Ein Schwerpunkt der Maßnahmen liege auf dem Ausbau der Ladeinfrastruktur, die nicht nur flächendeckend verfügbar, sondern auch wirtschaftlich attraktiv sein muss. Wettbewerbsfähige Ladepreise und die Berücksichtigung begrenzter Lkw-Stellplätze würden hier einen wichtigen Rahmen setzen. Unterstützt durch den Masterplan Ladeinfrastruktur II und die aktuelle Ausschreibung für das Lkw-Schnellladenetz werde an einem europaweiten Ladenetz für Batterie-Lkw gearbeitet.

"Auf Basis dieser Herstellerangaben wurde prognostiziert, dass bis 2030 rund drei Viertel der in Deutschland neu zugelassenen N3-Nutzfahrzeuge emissionsfrei – überwiegend batterieelektrisch – sein werden."

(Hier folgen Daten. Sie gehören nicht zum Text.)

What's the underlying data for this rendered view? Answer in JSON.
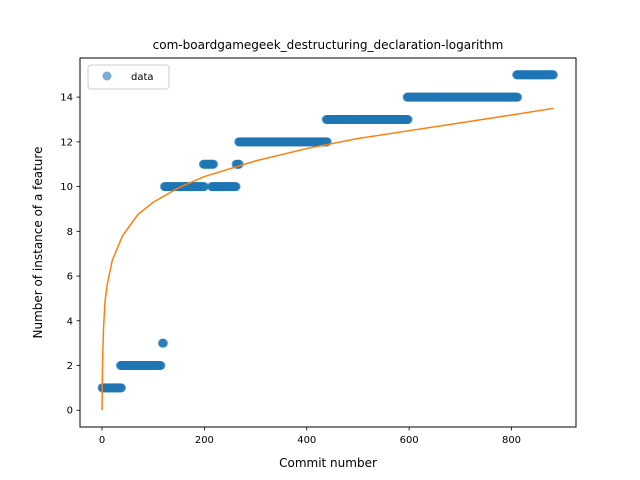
{
  "chart_data": {
    "type": "scatter",
    "title": "com-boardgamegeek_destructuring_declaration-logarithm",
    "xlabel": "Commit number",
    "ylabel": "Number of instance of a feature",
    "xlim": [
      -43,
      926
    ],
    "ylim": [
      -0.75,
      15.75
    ],
    "x_ticks": [
      0,
      200,
      400,
      600,
      800
    ],
    "y_ticks": [
      0,
      2,
      4,
      6,
      8,
      10,
      12,
      14
    ],
    "grid": false,
    "legend": {
      "position": "top-left",
      "entries": [
        "data"
      ]
    },
    "series": [
      {
        "name": "data",
        "kind": "points",
        "color": "#1f77b4",
        "segments": [
          {
            "x_start": 0,
            "x_end": 38,
            "y": 1
          },
          {
            "x_start": 36,
            "x_end": 115,
            "y": 2
          },
          {
            "x_start": 118,
            "x_end": 120,
            "y": 3
          },
          {
            "x_start": 122,
            "x_end": 200,
            "y": 10
          },
          {
            "x_start": 198,
            "x_end": 218,
            "y": 11
          },
          {
            "x_start": 214,
            "x_end": 262,
            "y": 10
          },
          {
            "x_start": 262,
            "x_end": 268,
            "y": 11
          },
          {
            "x_start": 267,
            "x_end": 440,
            "y": 12
          },
          {
            "x_start": 438,
            "x_end": 598,
            "y": 13
          },
          {
            "x_start": 596,
            "x_end": 812,
            "y": 14
          },
          {
            "x_start": 810,
            "x_end": 882,
            "y": 15
          }
        ]
      },
      {
        "kind": "curve",
        "color": "#ff7f0e",
        "model": "logarithmic fit",
        "x": [
          0,
          1,
          3,
          6,
          10,
          20,
          40,
          70,
          100,
          150,
          200,
          300,
          400,
          500,
          600,
          700,
          800,
          882
        ],
        "y": [
          0.0,
          2.1,
          3.7,
          4.9,
          5.6,
          6.7,
          7.8,
          8.75,
          9.3,
          9.95,
          10.45,
          11.15,
          11.7,
          12.15,
          12.5,
          12.85,
          13.2,
          13.5
        ]
      }
    ]
  }
}
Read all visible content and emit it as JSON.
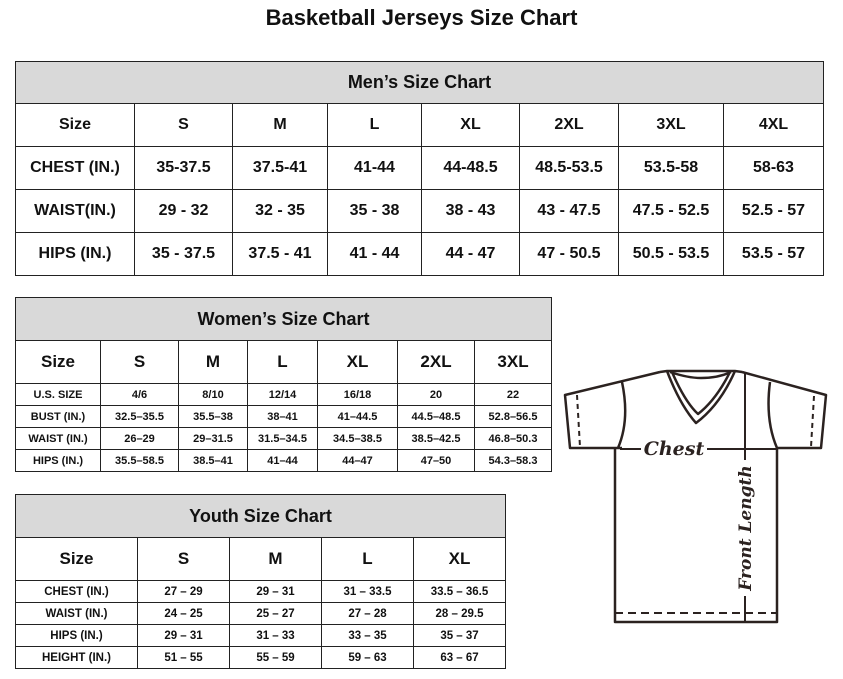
{
  "title": "Basketball Jerseys Size Chart",
  "men": {
    "caption": "Men’s Size Chart",
    "header": [
      "Size",
      "S",
      "M",
      "L",
      "XL",
      "2XL",
      "3XL",
      "4XL"
    ],
    "rows": [
      [
        "CHEST (IN.)",
        "35-37.5",
        "37.5-41",
        "41-44",
        "44-48.5",
        "48.5-53.5",
        "53.5-58",
        "58-63"
      ],
      [
        "WAIST(IN.)",
        "29 - 32",
        "32 - 35",
        "35 - 38",
        "38 - 43",
        "43 - 47.5",
        "47.5 - 52.5",
        "52.5 - 57"
      ],
      [
        "HIPS (IN.)",
        "35 - 37.5",
        "37.5 - 41",
        "41 - 44",
        "44 - 47",
        "47 - 50.5",
        "50.5 - 53.5",
        "53.5 - 57"
      ]
    ]
  },
  "women": {
    "caption": "Women’s Size Chart",
    "header": [
      "Size",
      "S",
      "M",
      "L",
      "XL",
      "2XL",
      "3XL"
    ],
    "rows": [
      [
        "U.S.  SIZE",
        "4/6",
        "8/10",
        "12/14",
        "16/18",
        "20",
        "22"
      ],
      [
        "BUST  (IN.)",
        "32.5–35.5",
        "35.5–38",
        "38–41",
        "41–44.5",
        "44.5–48.5",
        "52.8–56.5"
      ],
      [
        "WAIST  (IN.)",
        "26–29",
        "29–31.5",
        "31.5–34.5",
        "34.5–38.5",
        "38.5–42.5",
        "46.8–50.3"
      ],
      [
        "HIPS  (IN.)",
        "35.5–58.5",
        "38.5–41",
        "41–44",
        "44–47",
        "47–50",
        "54.3–58.3"
      ]
    ]
  },
  "youth": {
    "caption": "Youth Size Chart",
    "header": [
      "Size",
      "S",
      "M",
      "L",
      "XL"
    ],
    "rows": [
      [
        "CHEST  (IN.)",
        "27  –  29",
        "29  –  31",
        "31  –  33.5",
        "33.5  –  36.5"
      ],
      [
        "WAIST  (IN.)",
        "24  –  25",
        "25  –  27",
        "27  –  28",
        "28  –  29.5"
      ],
      [
        "HIPS  (IN.)",
        "29  –  31",
        "31  –  33",
        "33  –  35",
        "35  –  37"
      ],
      [
        "HEIGHT  (IN.)",
        "51  –  55",
        "55  –  59",
        "59  –  63",
        "63  –  67"
      ]
    ]
  },
  "diagram": {
    "chest_label": "Chest",
    "length_label": "Front Length",
    "line_color": "#2b2220"
  }
}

Beuck betonte, dass finanzielle Anreize zu Beginn des Markthochlaufes der emissionsfreien Lkw eine Schlüsselrolle spielten, und verwies auf das KsNI-Programm: „Hierüber wurden rund eine Milliarde Euro für die Förderung von Lkw mit alternativen Antrieben bereitgestellt, bevor es aufgrund von Haushaltszwängen gestoppt wurde. Ergänzend wurde unter Ausnutzung der Spielräume der Eurovignetten-Richtlinie die Fortführung der Mautbefreiung für emissionsfreie Lkw bis Ende 2025 beschlossen, die bis zu 30 Cent pro Kilometer gegenüber Diesel-Lkw spart.“

Abschließend wies sie auf die Bedeutung von E-Fuels für die Bestandsflotte und Wasserstoff als ergänzende Option zum Batterie-Lkw im Straßenverkehr hin. Die rechtlichen Vorgaben, die erforderlich seien, um eine Unterquote für E-Fuels bis 2030 umzusetzen, seien bereits in der Diskussion, jedoch noch nicht finalisiert. Wasserstofffahrzeuge würden laut der Erkenntnisse der Cleanroom-Gespräche voraussichtlich erst ab Ende des Jahrzehnts eine größere Bedeutung erlangen. Die Infrastruktur dafür müsse allerdings jetzt aufgebaut werden. Insgesamt habe man trotz bürokratischer Hürden und Verzögerungen durch vorgezogene Neuwahlen bedeutende Fortschritte erzielt, für die eine gute Zusammenarbeit mit der Industrie, gezielte Förderprogramme und innovative Konzepte wichtige Eckpfeiler waren.

© BMDV / Ulrike Beuck
© BMDV / Ulrike Beuck

Elektromobilität auf der Überholspur: Die Zukunft batterieelektrischer Nutzfahrzeuge

Die Elektrifizierung des Nutzfahrzeugsektors gewinnt rasant an Fahrt, bestätigte Dr. Philipp Rose, Director, PwC Strategy& im Rahmen der Vorstellung der PwC Truck-Studie. Die alle zwei Jahre aktualisierte Analyse beleuchtet die Marktentwicklung und nennt fünf zentrale Punkte, die den Weg in eine emissionsarme Zukunft ebnen.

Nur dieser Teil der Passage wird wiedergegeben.